Japan's New Leader Seeks Revision of Ties With U.S.

By Blaine Harden
Washington Post Foreign Service
Thursday, September 17, 2009

TOKYO, Sept. 16 -- Hours after he became prime minister Wednesday, Yukio Hatoyama said he wants to change Japan's "somewhat passive" relationship with the United States and review the large American military presence here.

Since his Democratic Party of Japan (DPJ) won in a historic landslide Aug. 30, Hatoyama has tried to reassure the United States that the nation remains the cornerstone of Japan's foreign policy while following through on his party's campaign vow to make the two nations' relationship more equal.

In a sign that he was trying to find the right balance, he said Wednesday that he didn't "believe we can do things without the U.S."

Hatoyama, who has a doctorate in engineering from Stanford University, is expected to travel to New York next week to participate in the U.N. General Assembly session and might meet with President Obama during the trip.

As his party mounted its challenge this year to the Liberal Democratic Party, which had always maintained a close relationship with the United States, it criticized what it described as Japan's excessively docile dealings with its principal postwar ally and military protector. The DPJ said it would renegotiate a "status of forces" agreement that keeps 47,000 U.S. troops in Japan.

In particular, the party wanted the U.S. Marine Corps' Futenma Air Station to move to a new location on the southern island of Okinawa. It said Japan should rethink its pledge to pay $6 billion to the United States for relocating about 8,000 Marines from Okinawa to a new base on Guam, a U.S. territory in the Pacific. The party also wanted to withdraw Japanese naval vessels from a refueling mission in the Indian Ocean.

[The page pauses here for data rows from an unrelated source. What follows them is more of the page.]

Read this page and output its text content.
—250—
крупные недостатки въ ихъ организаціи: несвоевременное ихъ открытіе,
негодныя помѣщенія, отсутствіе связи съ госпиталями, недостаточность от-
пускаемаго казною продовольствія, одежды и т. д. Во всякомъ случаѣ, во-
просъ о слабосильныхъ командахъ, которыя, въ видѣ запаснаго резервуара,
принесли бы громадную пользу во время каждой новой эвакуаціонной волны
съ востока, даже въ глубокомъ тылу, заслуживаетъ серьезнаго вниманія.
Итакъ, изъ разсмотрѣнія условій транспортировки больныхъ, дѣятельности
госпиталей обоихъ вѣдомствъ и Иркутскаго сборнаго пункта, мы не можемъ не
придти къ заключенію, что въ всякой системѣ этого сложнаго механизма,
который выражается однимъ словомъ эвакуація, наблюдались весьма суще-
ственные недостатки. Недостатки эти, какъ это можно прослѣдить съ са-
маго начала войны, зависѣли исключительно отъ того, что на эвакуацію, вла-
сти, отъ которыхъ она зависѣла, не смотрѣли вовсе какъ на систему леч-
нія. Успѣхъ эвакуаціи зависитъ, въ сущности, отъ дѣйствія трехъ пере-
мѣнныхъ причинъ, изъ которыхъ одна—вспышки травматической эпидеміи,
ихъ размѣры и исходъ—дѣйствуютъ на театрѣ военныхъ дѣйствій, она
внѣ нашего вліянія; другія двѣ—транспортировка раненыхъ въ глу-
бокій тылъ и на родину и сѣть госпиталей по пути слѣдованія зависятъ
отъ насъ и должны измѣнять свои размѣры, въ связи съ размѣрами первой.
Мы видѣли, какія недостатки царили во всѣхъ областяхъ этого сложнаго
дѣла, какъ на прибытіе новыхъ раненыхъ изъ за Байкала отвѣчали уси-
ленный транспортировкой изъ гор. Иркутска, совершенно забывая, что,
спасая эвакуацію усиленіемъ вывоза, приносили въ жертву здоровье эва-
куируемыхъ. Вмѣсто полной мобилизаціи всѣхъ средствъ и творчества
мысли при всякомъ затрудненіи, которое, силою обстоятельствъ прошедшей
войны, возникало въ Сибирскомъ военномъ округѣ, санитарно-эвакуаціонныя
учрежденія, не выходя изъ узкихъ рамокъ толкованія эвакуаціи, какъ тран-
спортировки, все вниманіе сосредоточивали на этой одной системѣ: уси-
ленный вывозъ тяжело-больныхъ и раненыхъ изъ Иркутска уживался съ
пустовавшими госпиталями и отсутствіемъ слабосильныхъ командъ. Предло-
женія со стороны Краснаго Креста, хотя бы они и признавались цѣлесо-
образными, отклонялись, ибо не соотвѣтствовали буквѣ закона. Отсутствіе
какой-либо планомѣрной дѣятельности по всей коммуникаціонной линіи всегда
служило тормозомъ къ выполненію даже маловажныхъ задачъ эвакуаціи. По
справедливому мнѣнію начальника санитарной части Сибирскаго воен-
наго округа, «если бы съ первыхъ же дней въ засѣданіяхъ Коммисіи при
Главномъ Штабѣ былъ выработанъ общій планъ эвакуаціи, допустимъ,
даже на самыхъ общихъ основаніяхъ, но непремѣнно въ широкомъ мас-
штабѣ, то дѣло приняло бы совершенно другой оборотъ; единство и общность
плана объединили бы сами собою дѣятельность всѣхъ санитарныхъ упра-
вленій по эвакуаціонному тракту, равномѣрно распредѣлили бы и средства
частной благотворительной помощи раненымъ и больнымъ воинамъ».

After the DPJ's victory, however, Hatoyama and other party leaders appeared to roll back the demands, saying that they might "suggest" revisions in the status-of-forces agreement and in funding for base relocation.

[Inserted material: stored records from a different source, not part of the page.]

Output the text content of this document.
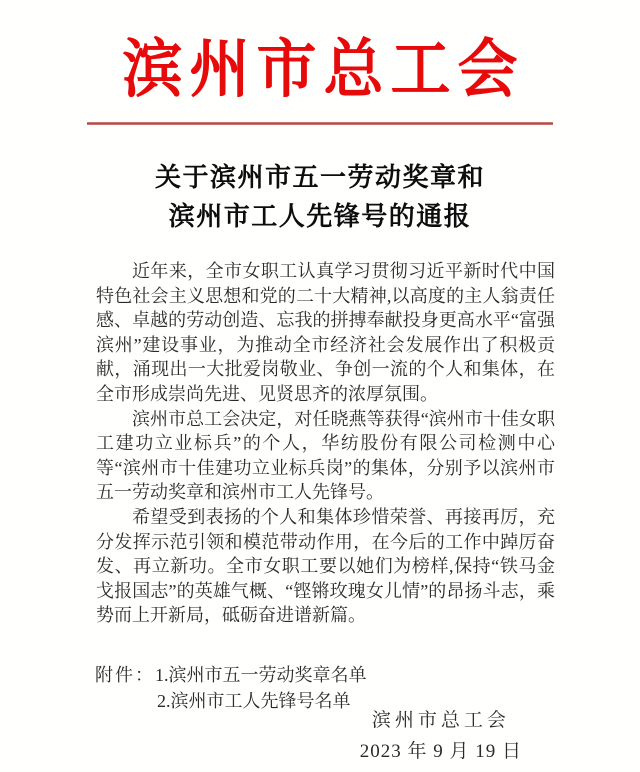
滨州市总工会
关于滨州市五一劳动奖章和
滨州市工人先锋号的通报

近年来，全市女职工认真学习贯彻习近平新时代中国特色社会主义思想和党的二十大精神,以高度的主人翁责任感、卓越的劳动创造、忘我的拼搏奉献投身更高水平“富强滨州”建设事业，为推动全市经济社会发展作出了积极贡献，涌现出一大批爱岗敬业、争创一流的个人和集体，在全市形成崇尚先进、见贤思齐的浓厚氛围。

滨州市总工会决定，对任晓燕等获得“滨州市十佳女职工建功立业标兵”的个人，华纺股份有限公司检测中心等“滨州市十佳建功立业标兵岗”的集体，分别予以滨州市五一劳动奖章和滨州市工人先锋号。

希望受到表扬的个人和集体珍惜荣誉、再接再厉，充分发挥示范引领和模范带动作用，在今后的工作中踔厉奋发、再立新功。全市女职工要以她们为榜样,保持“铁马金戈报国志”的英雄气概、“铿锵玫瑰女儿情”的昂扬斗志，乘势而上开新局，砥砺奋进谱新篇。

附件：1.滨州市五一劳动奖章名单
2.滨州市工人先锋号名单
滨州市总工会
2023 年 9 月 19 日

At the news conference Wednesday, Hatoyama seemed to be trying to define a middle ground. He said that he does not "intend to change our basic policy" toward the United States and that he wants "to build a relationship of trust" with Obama. He added, however, that he wants a relationship with the United States "in which I can actively and frankly voice our thoughts."

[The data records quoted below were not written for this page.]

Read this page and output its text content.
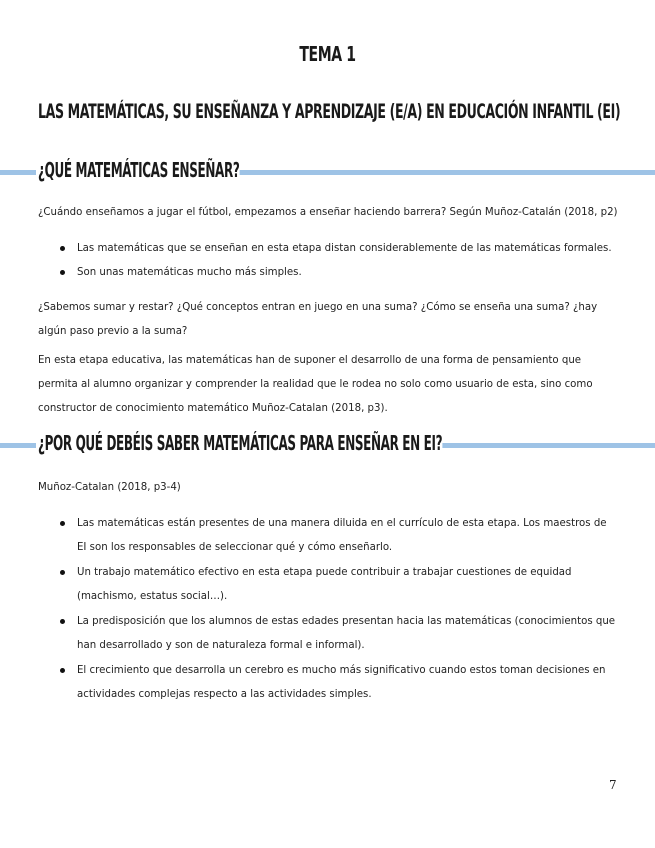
TEMA 1
LAS MATEMÁTICAS, SU ENSEÑANZA Y APRENDIZAJE (E/A) EN EDUCACIÓN INFANTIL (EI)
¿QUÉ MATEMÁTICAS ENSEÑAR?
¿Cuándo enseñamos a jugar el fútbol, empezamos a enseñar haciendo barrera? Según Muñoz-Catalán (2018, p2)
Las matemáticas que se enseñan en esta etapa distan considerablemente de las matemáticas formales.
Son unas matemáticas mucho más simples.
¿Sabemos sumar y restar? ¿Qué conceptos entran en juego en una suma? ¿Cómo se enseña una suma? ¿hay algún paso previo a la suma?
En esta etapa educativa, las matemáticas han de suponer el desarrollo de una forma de pensamiento que permita al alumno organizar y comprender la realidad que le rodea no solo como usuario de esta, sino como constructor de conocimiento matemático Muñoz-Catalan (2018, p3).
¿POR QUÉ DEBÉIS SABER MATEMÁTICAS PARA ENSEÑAR EN EI?
Muñoz-Catalan (2018, p3-4)
Las matemáticas están presentes de una manera diluida en el currículo de esta etapa. Los maestros de EI son los responsables de seleccionar qué y cómo enseñarlo.
Un trabajo matemático efectivo en esta etapa puede contribuir a trabajar cuestiones de equidad (machismo, estatus social…).
La predisposición que los alumnos de estas edades presentan hacia las matemáticas (conocimientos que han desarrollado y son de naturaleza formal e informal).
El crecimiento que desarrolla un cerebro es mucho más significativo cuando estos toman decisiones en actividades complejas respecto a las actividades simples.
7
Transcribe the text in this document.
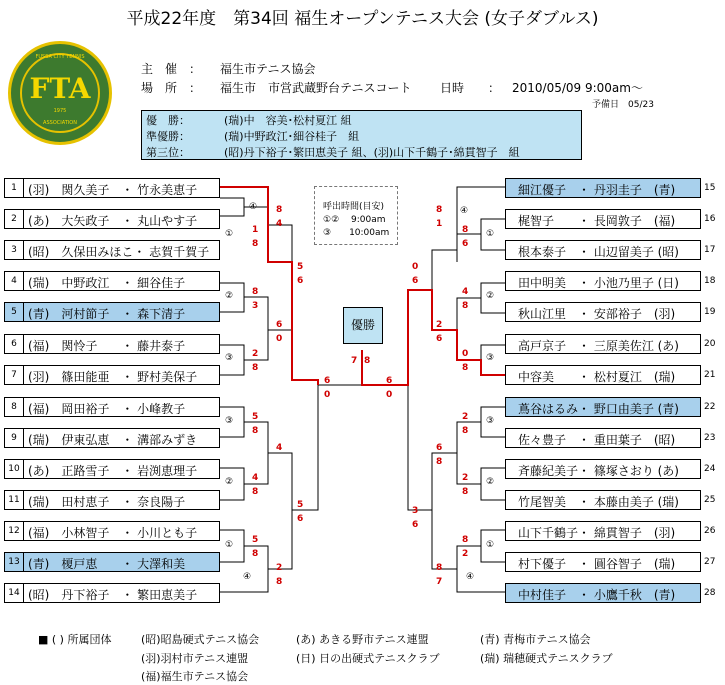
平成22年度　第34回 福生オープンテニス大会 (女子ダブルス)
FUSSA CITY TENNIS
FTA
1975
ASSOCIATION
主　催　： 福生市テニス協会
場　所　： 福生市　市営武蔵野台テニスコート 日時　　： 2010/05/09 9:00am～
予備日　05/23
優　勝：	(瑞)中　容美･松村夏江 組
準優勝：	(瑞)中野政江･細谷桂子　組
第三位：	(昭)丹下裕子･繁田恵美子 組、(羽)山下千鶴子･綿貫智子　組
呼出時間(目安)
①② 　9:00am
③　　10:00am
優勝
1 (羽)　関久美子　・ 竹永美恵子
2 (あ)　大矢政子　・ 丸山やす子
3 (昭)　久保田みほこ・ 志賀千賀子
4 (瑞)　中野政江　・ 細谷佳子
5 (青)　河村節子　・ 森下清子
6 (福)　関怜子　　・ 藤井泰子
7 (羽)　篠田能亜　・ 野村美保子
8 (福)　岡田裕子　・ 小峰教子
9 (瑞)　伊東弘恵　・ 溝部みずき
10 (あ)　正路雪子　・ 岩渕恵理子
11 (瑞)　田村恵子　・ 奈良陽子
12 (福)　小林智子　・ 小川とも子
13 (青)　榎戸恵　　・ 大澤和美
14 (昭)　丹下裕子　・ 繁田恵美子
15
細江優子　・ 丹羽圭子　(青)
16
梶智子　　・ 長岡敦子　(福)
17
根本泰子　・ 山辺留美子 (昭)
18
田中明美　・ 小池乃里子 (日)
19
秋山江里　・ 安部裕子　(羽)
20
高戸京子　・ 三原美佐江 (あ)
21
中容美　　・ 松村夏江　(瑞)
22
蔦谷はるみ・ 野口由美子 (青)
23
佐々豊子　・ 重田葉子　(昭)
24
斉藤紀美子・ 篠塚さおり (あ)
25
竹尾智美　・ 本藤由美子 (瑞)
26
山下千鶴子・ 綿貫智子　(羽)
27
村下優子　・ 圓谷智子　(瑞)
28
中村佳子　・ 小鷹千秋　(青)
④
①
②
③
③
②
①
④
④
①
②
③
③
②
①
④
8
4
1
8
8
3
2
8
5
6
6
0
5
8
4
8
4
5
8
5
6
2
8
6
0
7 8
6
0
8
1
8
6
4
8
0
8
0
6
2
6
2
8
6
8
2
8
8
2
8
7
3
6
■ ( ) 所属団体	(昭)昭島硬式テニス協会	(あ) あきる野市テニス連盟	(青) 青梅市テニス協会
(羽)羽村市テニス連盟	(日) 日の出硬式テニスクラブ	(瑞) 瑞穂硬式テニスクラブ
(福)福生市テニス協会
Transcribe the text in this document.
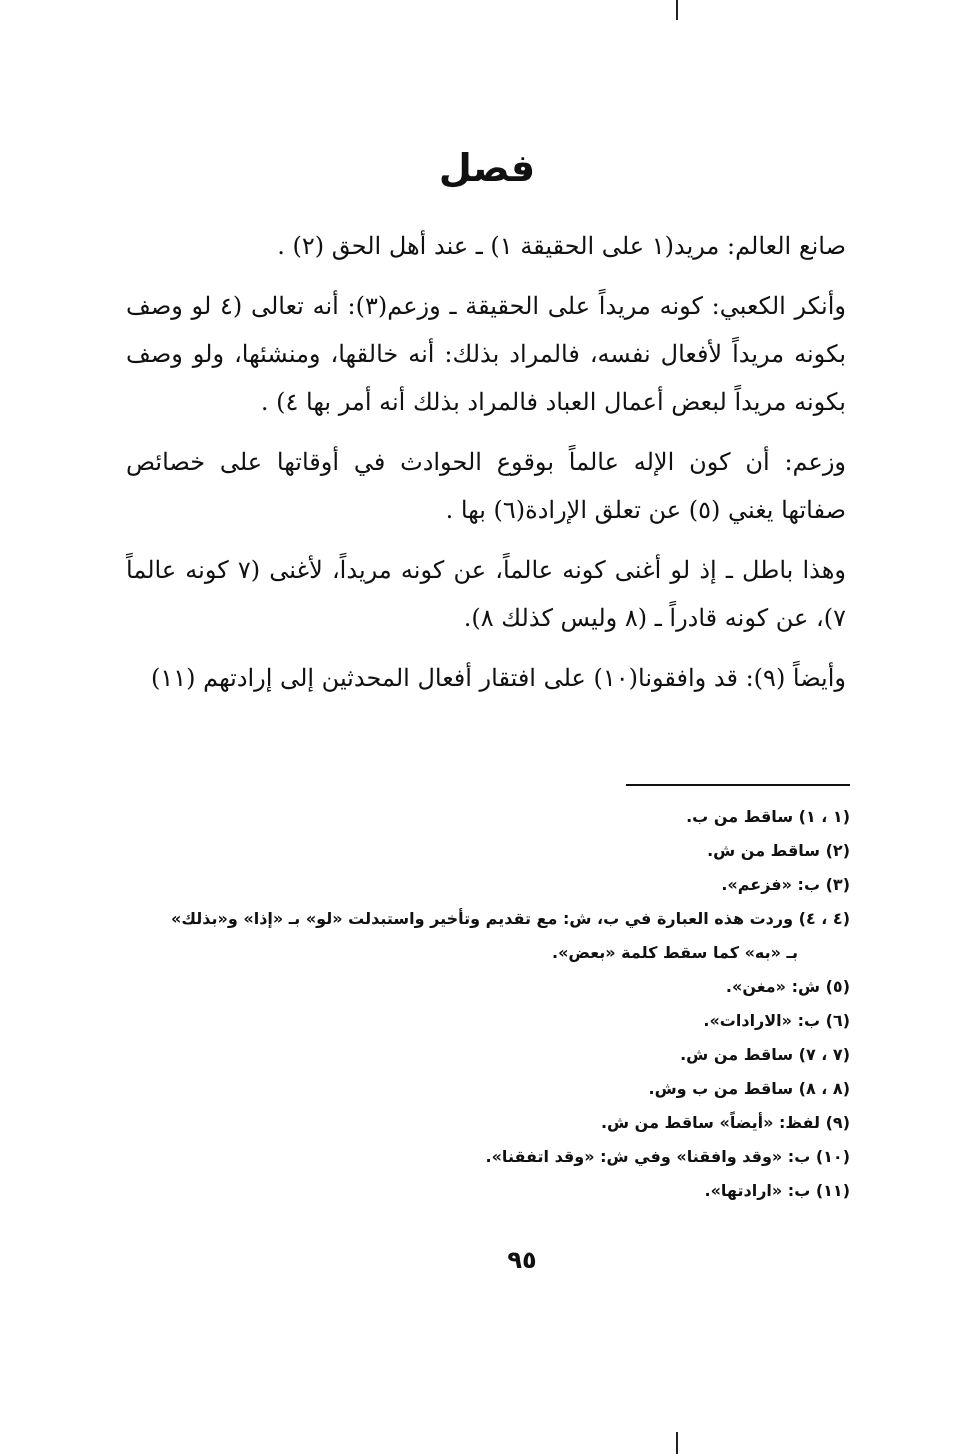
فصل

صانع العالم: مريد(١ على الحقيقة ١) ـ عند أهل الحق (٢) .

وأنكر الكعبي: كونه مريداً على الحقيقة ـ وزعم(٣): أنه تعالى (٤ لو وصف بكونه مريداً لأفعال نفسه، فالمراد بذلك: أنه خالقها، ومنشئها، ولو وصف بكونه مريداً لبعض أعمال العباد فالمراد بذلك أنه أمر بها ٤) .

وزعم: أن كون الإله عالماً بوقوع الحوادث في أوقاتها على خصائص صفاتها يغني (٥) عن تعلق الإرادة(٦) بها .

وهذا باطل ـ إذ لو أغنى كونه عالماً، عن كونه مريداً، لأغنى (٧ كونه عالماً ٧)، عن كونه قادراً ـ (٨ وليس كذلك ٨).

وأيضاً (٩): قد وافقونا(١٠) على افتقار أفعال المحدثين إلى إرادتهم (١١)

(١ ، ١) ساقط من ب.
(٢) ساقط من ش.
(٣) ب: «فزعم».
(٤ ، ٤) وردت هذه العبارة في ب، ش: مع تقديم وتأخير واستبدلت «لو» بـ «إذا» و«بذلك»
بـ «به» كما سقط كلمة «بعض».
(٥) ش: «مغن».
(٦) ب: «الارادات».
(٧ ، ٧) ساقط من ش.
(٨ ، ٨) ساقط من ب وش.
(٩) لفظ: «أيضاً» ساقط من ش.
(١٠) ب: «وقد وافقنا» وفي ش: «وقد اتفقنا».
(١١) ب: «ارادتها».
٩٥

Under a postwar treaty, the United States is obligated to defend Japan in case of attack.

In recent days, it appeared that soothing statements by Hatoyama's party, as well as private discussions between U.S. and Japanese military officials, had reassured the United States. The commander of American military forces in the Pacific, Adm. Timothy J. Keating, said in Washington on Tuesday that he did not foresee a meaningful shift in the alliance.

"I'm very confident, almost certain, that there'll be maybe some discussions about certain aspects of U.S.-Japan military alliance, but writ large, no significant change anticipated, and that's good," Keating said, according to the Reuters news service.

A Question of Mandate

Rethinking Japan's ties to its closest ally and major trading partner was not the clarion call that induced huge numbers of Japanese to vote for the DJP last month. Polls showed that the the party won in a historic landslide because voters saw it as the only available means of demolishing the despised LDP, a sclerotic patronage machine that ruled the country for nearly half a century.